Par un pourvoi, enregistré le 28 février 2024 au secrétariat du contentieux du Conseil d'Etat, le ministre de la transition écologique et de la cohésion des territoires demande au Conseil d'Etat d'annuler cette ordonnance.
Vu les autres pièces du dossier ;
Vu :
- le code civil ;
- le code de commerce ;
- le code de l'environnement ;
- le code de justice administrative ;
Après avoir entendu en séance publique :
- le rapport de Mme Nathalie Destais, conseillère d'Etat,
- les conclusions de M. Nicolas Agnoux, rapporteur public ;
La parole ayant été donnée, après les conclusions, à la SCP Marlange, de la Burgade, avocat de M. C... ;
Considérant ce qui suit :
1. Il ressort des pièces du dossier soumis au juge des référés que, le 19 novembre 1959, a été déclarée au nom de " C... Fils " une activité de dégraissage de soieries, d'ennoblissement textile, d'ignifugation et de blanchisserie, relevant de la législation sur les installations classées pour la protection de l'environnement (ICPE), sur un site implanté au lieu-dit " Le Tupinier " sur le territoire de la commune de Grézieu-la-Varenne (Rhône). Il ressort de ces mêmes pièces qu'une seconde société, créée en 1965, la société Dasi, dont le gérant était également M. C..., a exercé sur le même site une activité de blanchisserie et de nettoyage de produits textiles et a, pour cela, fait l'objet en 1982 d'une déclaration au titre de la police des ICPE. L'activité de ces sociétés ayant progressivement cessé, la destination des terrains a été modifiée pour être affectée à un usage d'habitation, et les terrains ont été cédés à des tiers. Après la découverte, par des riverains, d'une nappe d'hydrocarbures dans le sous-sol, deux séries d'arrêtés préfectoraux ont été pris, dirigés les uns contre la société Khalyge 1, désignée comme ayant-droit de la société Dasi, les autres contre la société ATC Energie, en tant qu'ayant-droit de la société ID C.... Par un jugement du 23 janvier 2023, devenu définitif, le tribunal administratif de Lyon a annulé l'ensemble des arrêtés pris à l'encontre de la société ATC Energie. Par un arrêté du 5 juillet 2023, la préfète du Rhône, sur le fondement de l'article R. 512-66-2 du code de l'environnement, a imposé des prescriptions spéciales à M. E... C... et à Mme B... C... en qualité d'héritiers et ayants-droit de M. A... C..., en vue de remettre en état le site. Par un arrêté du 15 novembre 2023, pris sur le fondement de l'article L. 171-8 du code de l'environnement, la préfète du Rhône les a mis en demeure de respecter, dans un délai d'un mois, les articles 3.2 et 3.4 de l'arrêté du 5 juillet 2023, en transmettant un justificatif d'engagement de l'interprétation de l'état des milieux et le résultat de l'expertise du bâtiment A. Le ministre de la transition écologique et de la cohésion des territoires se pourvoit en cassation contre l'ordonnance du 2 février 2024 par laquelle le juge des référés du tribunal administratif de Lyon, saisi par M. C... sur le fondement de l'article L. 521-1 du code de justice administrative, a suspendu l'exécution des arrêtés des 5 juillet et 15 novembre 2023 en tant qu'ils le concernent.

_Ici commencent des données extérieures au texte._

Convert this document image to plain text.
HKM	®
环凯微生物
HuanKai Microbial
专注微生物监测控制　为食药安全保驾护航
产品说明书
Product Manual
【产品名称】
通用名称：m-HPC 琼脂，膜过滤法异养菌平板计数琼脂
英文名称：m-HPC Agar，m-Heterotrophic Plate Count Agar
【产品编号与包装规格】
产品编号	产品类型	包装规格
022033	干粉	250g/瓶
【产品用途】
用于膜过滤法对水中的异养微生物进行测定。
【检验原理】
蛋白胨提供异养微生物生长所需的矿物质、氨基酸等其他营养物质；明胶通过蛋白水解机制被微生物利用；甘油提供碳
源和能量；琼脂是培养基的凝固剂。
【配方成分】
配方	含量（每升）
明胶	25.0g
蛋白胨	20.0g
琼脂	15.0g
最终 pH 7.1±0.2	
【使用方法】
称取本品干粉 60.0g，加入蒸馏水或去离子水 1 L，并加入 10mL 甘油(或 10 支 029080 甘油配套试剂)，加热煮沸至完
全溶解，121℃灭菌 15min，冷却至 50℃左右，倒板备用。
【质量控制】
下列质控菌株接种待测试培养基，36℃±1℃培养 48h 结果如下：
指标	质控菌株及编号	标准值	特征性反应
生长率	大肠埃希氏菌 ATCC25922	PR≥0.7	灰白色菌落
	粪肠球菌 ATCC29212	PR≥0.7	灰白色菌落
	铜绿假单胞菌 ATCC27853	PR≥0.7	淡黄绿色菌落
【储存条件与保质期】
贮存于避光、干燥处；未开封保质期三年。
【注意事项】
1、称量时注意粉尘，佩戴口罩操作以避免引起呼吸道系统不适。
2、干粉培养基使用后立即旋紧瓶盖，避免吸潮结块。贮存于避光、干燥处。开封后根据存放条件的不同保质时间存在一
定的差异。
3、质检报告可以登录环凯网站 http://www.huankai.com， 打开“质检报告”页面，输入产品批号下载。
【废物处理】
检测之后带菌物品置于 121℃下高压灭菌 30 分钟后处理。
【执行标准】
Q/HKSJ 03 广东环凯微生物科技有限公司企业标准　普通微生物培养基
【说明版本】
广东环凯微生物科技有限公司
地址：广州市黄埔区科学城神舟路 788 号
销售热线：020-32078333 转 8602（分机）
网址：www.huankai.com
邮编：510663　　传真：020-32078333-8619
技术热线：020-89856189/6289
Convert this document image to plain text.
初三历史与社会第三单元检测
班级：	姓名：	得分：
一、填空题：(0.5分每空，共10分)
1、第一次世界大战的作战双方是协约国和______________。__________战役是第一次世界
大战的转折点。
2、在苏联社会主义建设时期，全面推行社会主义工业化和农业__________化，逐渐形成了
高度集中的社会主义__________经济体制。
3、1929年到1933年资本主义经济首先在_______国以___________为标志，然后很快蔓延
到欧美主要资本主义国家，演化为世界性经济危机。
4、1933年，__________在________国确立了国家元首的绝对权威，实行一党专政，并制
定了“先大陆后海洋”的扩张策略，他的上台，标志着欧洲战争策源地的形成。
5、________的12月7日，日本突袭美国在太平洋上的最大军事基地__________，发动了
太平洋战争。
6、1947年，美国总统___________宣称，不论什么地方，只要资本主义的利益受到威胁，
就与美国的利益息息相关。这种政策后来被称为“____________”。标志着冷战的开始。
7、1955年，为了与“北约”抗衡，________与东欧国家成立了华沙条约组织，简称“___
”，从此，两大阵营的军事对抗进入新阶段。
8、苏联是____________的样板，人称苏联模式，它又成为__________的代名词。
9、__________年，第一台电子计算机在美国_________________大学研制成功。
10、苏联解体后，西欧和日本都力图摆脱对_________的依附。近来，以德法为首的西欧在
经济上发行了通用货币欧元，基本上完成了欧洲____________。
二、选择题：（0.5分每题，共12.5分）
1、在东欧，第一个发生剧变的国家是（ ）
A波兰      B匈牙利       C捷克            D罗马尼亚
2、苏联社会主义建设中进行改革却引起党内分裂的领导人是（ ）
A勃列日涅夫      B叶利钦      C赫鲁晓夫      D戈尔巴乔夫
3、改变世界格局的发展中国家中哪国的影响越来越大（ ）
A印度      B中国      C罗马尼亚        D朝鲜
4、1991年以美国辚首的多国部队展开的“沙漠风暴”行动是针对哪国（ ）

2. Aux termes du premier alinéa de l'article L. 521-1 du code de justice administrative : " Quand une décision administrative, même de rejet, fait l'objet d'une requête en annulation ou en réformation, le juge des référés, saisi d'une demande en ce sens, peut ordonner la suspension de l'exécution de cette décision, ou de certains de ses effets, lorsque l'urgence le justifie et qu'il est fait état d'un moyen propre à créer, en l'état de l'instruction, un doute sérieux quant à la légalité de la décision ".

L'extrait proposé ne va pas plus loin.